Dashboard metrics become critical to find problems and fix them before they become catastrophes. Suggested dashboards include:

  • Quarter sales
  • Expense forecasts
  • Cash burn
  • Cash balance
  • Sales forecast and pipeline

Investments in your GTM playbook should ensure you lock down the leadership in the category of offering you are providing.

Phase 4 — Industry leadership

This phase requires two competing objectives and is very difficult to get right.

Objective #1 — transcend the initial category of offering to lead the industry instead of just leading a specific product category.

Objective #2 — build a sustainable (profitable) company to ensure you can continue to grow and scale.

There are seven strategies to transcend the initial category - and most companies will need to do all of them.

  1. Expand market from initial market niche to broader horizontals or multiple verticals.
  2. Deepen $-per-customer through expansion selling or the upselling of adjacent solutions.
  3. Augment GTM playbook by adding multiple sales models.
  4. Strengthen leadership by bringing on new talent.
  5. Replatform to bridge customers through product generation changes.
  6. Generate platform gravity where customers are able to build an ecosystem that had capabilities that depend on the platform.
  7. Shift mindset to prevent getting stuck in the initial category.

Transcending a category while simultaneously having a clear and profitable path to growth is challenging, but not impossible.

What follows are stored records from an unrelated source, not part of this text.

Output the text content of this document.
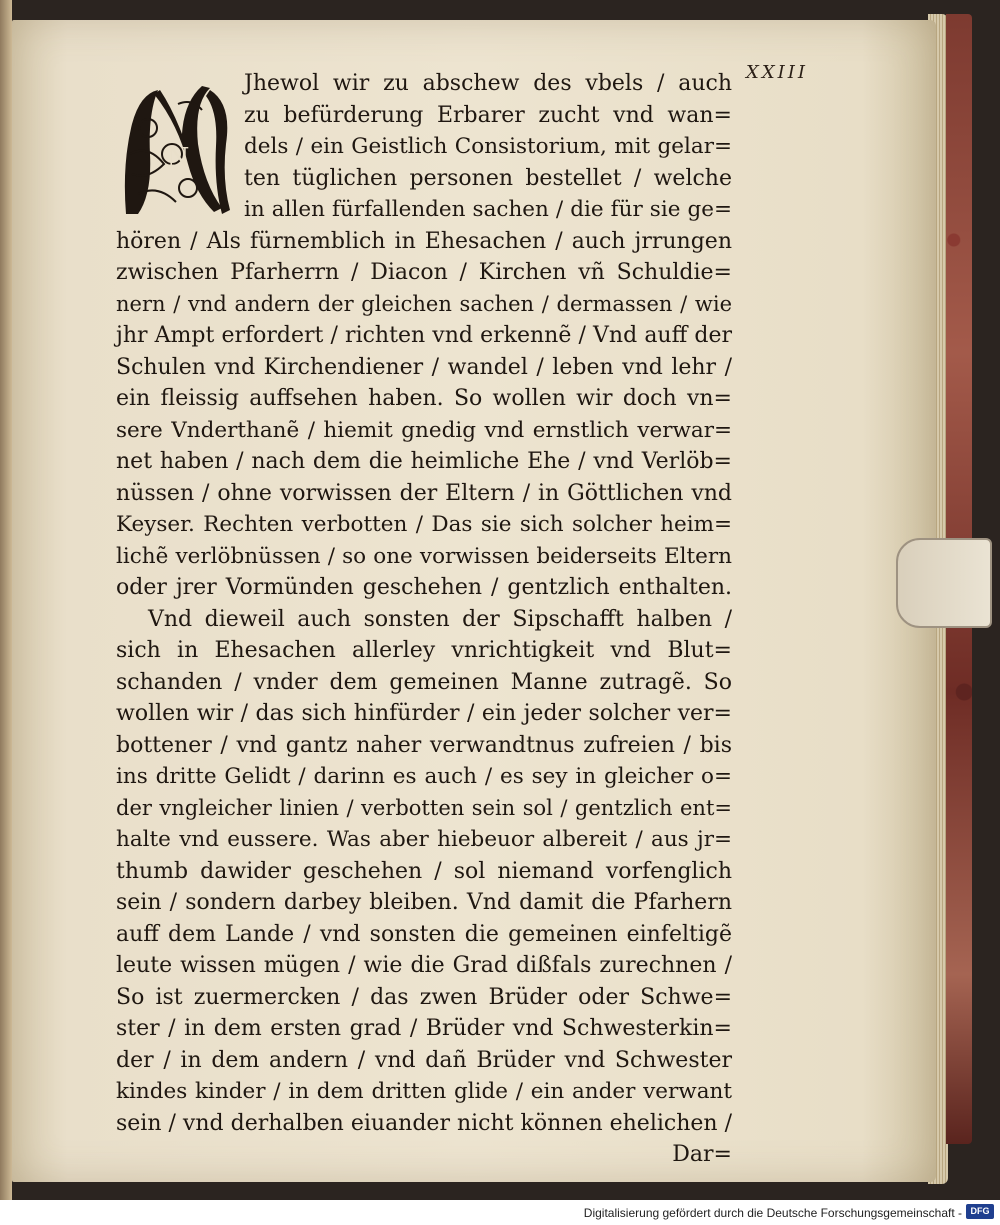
XXIII
N
Jhewol wir zu abschew des vbels / auch
zu befürderung Erbarer zucht vnd wan=
dels / ein Geistlich Consistorium, mit gelar=
ten tüglichen personen bestellet / welche
in allen fürfallenden sachen / die für sie ge=
hören / Als fürnemblich in Ehesachen / auch jrrungen
zwischen Pfarherrn / Diacon / Kirchen vñ Schuldie=
nern / vnd andern der gleichen sachen / dermassen / wie
jhr Ampt erfordert / richten vnd erkennẽ / Vnd auff der
Schulen vnd Kirchendiener / wandel / leben vnd lehr /
ein fleissig auffsehen haben. So wollen wir doch vn=
sere Vnderthanẽ / hiemit gnedig vnd ernstlich verwar=
net haben / nach dem die heimliche Ehe / vnd Verlöb=
nüssen / ohne vorwissen der Eltern / in Göttlichen vnd
Keyser. Rechten verbotten / Das sie sich solcher heim=
lichẽ verlöbnüssen / so one vorwissen beiderseits Eltern
oder jrer Vormünden geschehen / gentzlich enthalten.
Vnd dieweil auch sonsten der Sipschafft halben /
sich in Ehesachen allerley vnrichtigkeit vnd Blut=
schanden / vnder dem gemeinen Manne zutragẽ. So
wollen wir / das sich hinfürder / ein jeder solcher ver=
bottener / vnd gantz naher verwandtnus zufreien / bis
ins dritte Gelidt / darinn es auch / es sey in gleicher o=
der vngleicher linien / verbotten sein sol / gentzlich ent=
halte vnd eussere. Was aber hiebeuor albereit / aus jr=
thumb dawider geschehen / sol niemand vorfenglich
sein / sondern darbey bleiben. Vnd damit die Pfarhern
auff dem Lande / vnd sonsten die gemeinen einfeltigẽ
leute wissen mügen / wie die Grad dißfals zurechnen /
So ist zuermercken / das zwen Brüder oder Schwe=
ster / in dem ersten grad / Brüder vnd Schwesterkin=
der / in dem andern / vnd dañ Brüder vnd Schwester
kindes kinder / in dem dritten glide / ein ander verwant
sein / vnd derhalben eiuander nicht können ehelichen /
Dar=
Digitalisierung gefördert durch die Deutsche Forschungsgemeinschaft - DFG
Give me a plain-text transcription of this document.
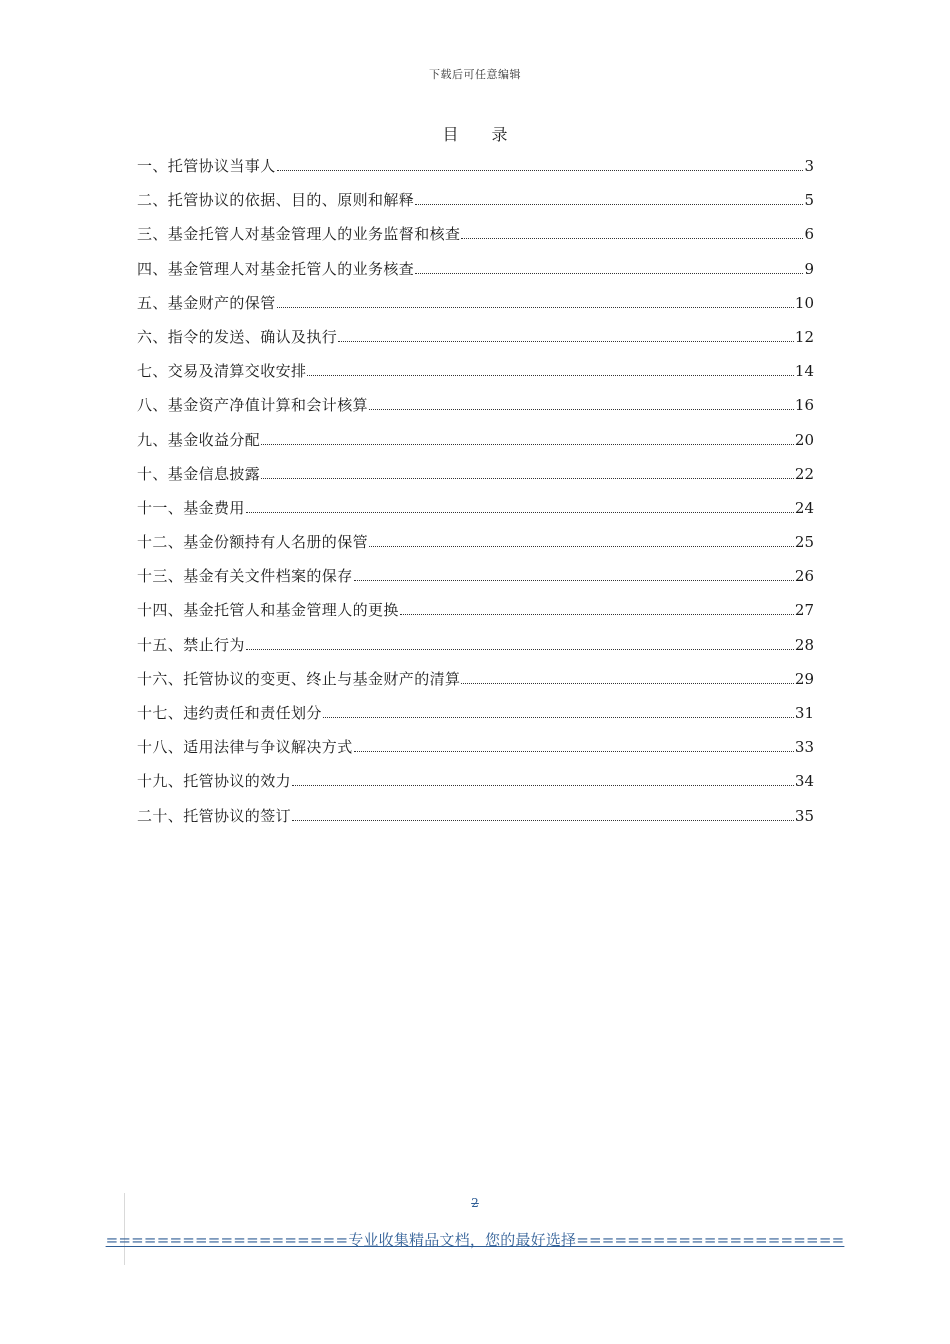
下载后可任意编辑
目 录
一、托管协议当事人	3
二、托管协议的依据、目的、原则和解释	5
三、基金托管人对基金管理人的业务监督和核查	6
四、基金管理人对基金托管人的业务核查	9
五、基金财产的保管	10
六、指令的发送、确认及执行	12
七、交易及清算交收安排	14
八、基金资产净值计算和会计核算	16
九、基金收益分配	20
十、基金信息披露	22
十一、基金费用	24
十二、基金份额持有人名册的保管	25
十三、基金有关文件档案的保存	26
十四、基金托管人和基金管理人的更换	27
十五、禁止行为	28
十六、托管协议的变更、终止与基金财产的清算	29
十七、违约责任和责任划分	31
十八、适用法律与争议解决方式	33
十九、托管协议的效力	34
二十、托管协议的签订	35
2
===================专业收集精品文档，您的最好选择=====================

At this phase, an IPO provides a new beginning for a company - but it’s not an exit. Another way to think about it is like a Series A where the investors change, meanwhile having a marketing event, the IPO, which is able to bolster the company’s credibility.

At this phase, operational excellence becomes important. It requires:

  • disciplined growth
  • a path to profitability

Within your company, a split may arise between growers and optimizers. Remember that both roles are critical at this phase: those who seek to do things right and get the excellence and those that grow the company. Catering to both is hard, but it’s important.



I found the book to be refreshing. It helps to provide context around what, and more importantly when to do something.

Take the question for example:

Should you seek to expand outside your original vertical to achieve growth?

Rather than a yes or no answer, the when context becomes important. For a business that doesn’t have a repeatable, scalable go-to-market plan for its original business - it’s probably unwise. On the flip-side, for a company that does have a scalable go-to-market plan and has squeezed that orange to it’s potential - it could be a wise move to transcend the category.

This book is a good reminder that shooting for 20 paying reference customers at a $5,000/month pricepoint builds a company with a $1.2M ARR. This is something that is hard - but not impossible.

Achieve this objective and you’re ready for the next phase of growth (and potentially future rounds of capital).